De acordo com Campos Filho, a sugestão de buscar apoio técnico partiu do presidente da Câmara, Pedro Serafim (PDT). “Nós hoje tivemos uma reunião com a Comissão de Legalidade, e foi colocado uma orientação do nosso presidente para que coloquemos um técnico junto às comissões para discutir as macrozonas”, disse.
Para Campos, além de dar suporte aos vereadores, a presença do técnico será útil também para esclarecer a população que será atingida pelas mudanças. “Nós temos hoje cinco Projetos de Lei Complementar das macrozonas. A grande dificuldade é o entendimento técnico. Para isso há a necessidade desse acompanhamento e levar o assunto ao bairros”, disse.
De acordo com o vereador, o grande desafio será enquadrar o zoneamento ao Plano Diretor do município, e por isso explicou que é preciso ter cautela. Além disso, Campos disse que um estudo técnico irá evitar favorecimentos nas mudanças de zoneamentos das macrorregiões.
“O grande desafio será enquadrar o zoneamento ao Plano Diretor da cidade. Não se pode exercer um trabalho desse a ‘toque de caixa’ e depois realizar emendas. Nós temos que fazer o detalhamento técnico e não podemos correr o risco de favorecimento, já que essa iniciativa envolve muitos interesses”, informou.
O vereador Valdir Terrazan(foto ao lado) disse que a cautela é necessária, já que um projeto desta grandeza altera o planejamento de Campinas e vai provocar impacto na cidade pelos próximos anos. “Acho que não se deram conta de que o projeto das macrozonas é o detalhamento do Plano Diretor da cidade e vai gerar impacto pelos próximos 50 anos.

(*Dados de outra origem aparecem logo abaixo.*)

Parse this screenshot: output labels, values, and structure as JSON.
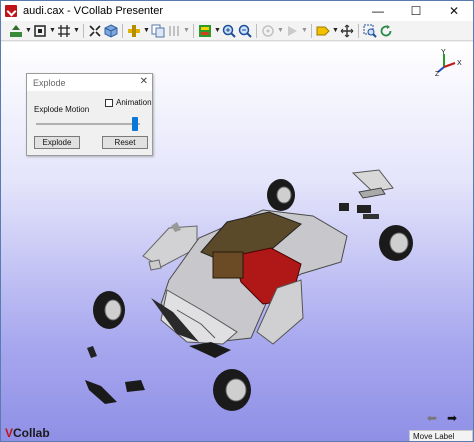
{
  "window": {
    "title": "audi.cax - VCollab Presenter",
    "controls": {
      "minimize": "—",
      "maximize": "☐",
      "close": "✕"
    }
  },
  "toolbar": {
    "buttons": [
      {
        "name": "display-mode-icon",
        "caret": true,
        "color": "#3a8a3a"
      },
      {
        "name": "fit-view-icon",
        "caret": true,
        "color": "#222222"
      },
      {
        "name": "section-plane-icon",
        "caret": true,
        "color": "#222222"
      },
      {
        "name": "explode-icon",
        "caret": false,
        "color": "#222222"
      },
      {
        "name": "parts-cube-icon",
        "caret": false,
        "color": "#2c5fa8"
      },
      {
        "name": "transform-icon",
        "caret": true,
        "color": "#b58b00"
      },
      {
        "name": "copy-view-icon",
        "caret": false,
        "color": "#5577aa"
      },
      {
        "name": "animation-icon",
        "caret": true,
        "color": "#888888"
      },
      {
        "name": "legend-icon",
        "caret": true,
        "color": "#2a9a2a"
      },
      {
        "name": "zoom-in-icon",
        "caret": false,
        "color": "#1b4f9c"
      },
      {
        "name": "zoom-out-icon",
        "caret": false,
        "color": "#1b4f9c"
      },
      {
        "name": "probe-icon",
        "caret": true,
        "color": "#888888"
      },
      {
        "name": "play-icon",
        "caret": true,
        "color": "#999999"
      },
      {
        "name": "label-icon",
        "caret": true,
        "color": "#c89b00"
      },
      {
        "name": "move-icon",
        "caret": false,
        "color": "#333333"
      },
      {
        "name": "zoom-area-icon",
        "caret": false,
        "color": "#1b4f9c"
      },
      {
        "name": "refresh-icon",
        "caret": false,
        "color": "#2a8a4a"
      }
    ]
  },
  "explode_dialog": {
    "title": "Explode",
    "close": "✕",
    "motion_label": "Explode Motion",
    "animation_label": "Animation",
    "animation_checked": false,
    "slider_fraction": 0.98,
    "explode_button": "Explode",
    "reset_button": "Reset"
  },
  "triad": {
    "y": "Y",
    "z": "Z",
    "x": "X"
  },
  "footer": {
    "logo_prefix": "V",
    "logo_text": "Collab",
    "back_arrow": "⬅",
    "forward_arrow": "➡",
    "move_label": "Move Label"
  },
  "colors": {
    "accent": "#0a78d7",
    "viewport_top": "#ffffff",
    "viewport_bottom": "#8f8fe6",
    "car_body": "#c8c8cc",
    "car_interior": "#b01818"
  }
}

Nós não podemos brincar de planejar a cidade!”, disse.
Terrazan disse ainda que não cabe posicionamento político na discussão e que é preciso também ouvir os moradores dos bairros, para saber das demandas da população local. “É uma questão técnica e não cabe interferência política de ninguém. Se for para fazer de maneira séria, cabe sim a Câmara acompanhar. É preciso ter acompanhamento também dos moradores dos bairros e saber das demandas da população do local”, falou.
Para o vereador Sebá Torres (PSB), causa estranhamento o interesse de alguns setores empresariais em aprovar rapidamente os projetos das macrozonas. Ele citou declaração do presidente da Habicamp aos jornais, onde cobra posicionamento da Câmara. “Eu não sei qual é o interesse de alguns setores do empresariado de Campinas para que sejam votados tão rapidamente esses projetos. Pela reportagem, o presidente da Habicamp, acha que a Câmara “empurra com a barriga” a questão das macrozonas”, informou.

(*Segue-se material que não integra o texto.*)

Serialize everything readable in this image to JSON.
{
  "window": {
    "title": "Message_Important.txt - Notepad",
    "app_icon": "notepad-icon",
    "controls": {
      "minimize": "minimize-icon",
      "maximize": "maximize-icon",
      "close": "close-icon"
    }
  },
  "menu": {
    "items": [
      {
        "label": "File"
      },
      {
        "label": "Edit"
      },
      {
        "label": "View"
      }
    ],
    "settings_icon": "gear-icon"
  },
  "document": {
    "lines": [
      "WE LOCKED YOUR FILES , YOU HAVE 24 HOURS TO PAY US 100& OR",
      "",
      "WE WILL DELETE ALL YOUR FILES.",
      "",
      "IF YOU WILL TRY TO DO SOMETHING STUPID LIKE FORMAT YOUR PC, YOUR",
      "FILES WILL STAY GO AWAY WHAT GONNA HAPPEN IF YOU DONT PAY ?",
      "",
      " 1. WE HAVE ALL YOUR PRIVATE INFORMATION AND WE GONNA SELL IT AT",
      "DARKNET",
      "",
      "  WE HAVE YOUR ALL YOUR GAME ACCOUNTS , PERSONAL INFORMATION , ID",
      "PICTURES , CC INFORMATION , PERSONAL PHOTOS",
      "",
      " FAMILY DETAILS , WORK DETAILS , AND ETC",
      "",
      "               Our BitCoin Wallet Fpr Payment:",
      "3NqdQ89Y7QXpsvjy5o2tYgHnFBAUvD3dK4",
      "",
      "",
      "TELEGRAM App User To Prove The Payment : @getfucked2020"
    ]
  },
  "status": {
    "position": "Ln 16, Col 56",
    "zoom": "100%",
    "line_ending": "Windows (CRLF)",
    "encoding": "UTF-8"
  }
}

Sebá (à esq. na foto) disse que a Câmara está correta em tratar o assunto com cautela. “A importância desse projeto é que ele traça o futuro de nossa cidade. Não podemos aprovar esse projeto as pressas e sim com cautela e total transparência”, disse.
Já o vereador Rafa Zimbaldi (PP) adotou um posicionamento mais radical e disse que a Câmara não deve votar agora, já que as macrozonas protocoladas estão comprometidas. “A Câmara precisa recuar neste momento. Aprovar essas macrozonas que estão protocoladas na Casa é um erro. Estaremos aprovando as negociatas do ex-prefeito e sua esposa”, disse.
Segundo ele, devido ao momento político em que Campinas se encontra, seria melhor que o prefeito retirasse os projetos e apresentasse novos planos para as macrozonas. Além disso, de acordo com o vereador, seria uma maneira de Demétrio Vilagra se desvincular de Hélio, já que há várias denúncias de corrupção do antigo governo em relação a projetos de mudanças de zoneamento e empreendimentos investigados pelo Ministério Público.
“Agora seria o momento do prefeito retirar todos os projetos e discutir novamente as macrozonas, que serviram de ‘balcão de negócios’ segundo o Ministério Público. Se o prefeito quer desvincular seu nome do governo Hélio, que retire esses projeto e comece novamente todas as discussões”, disse.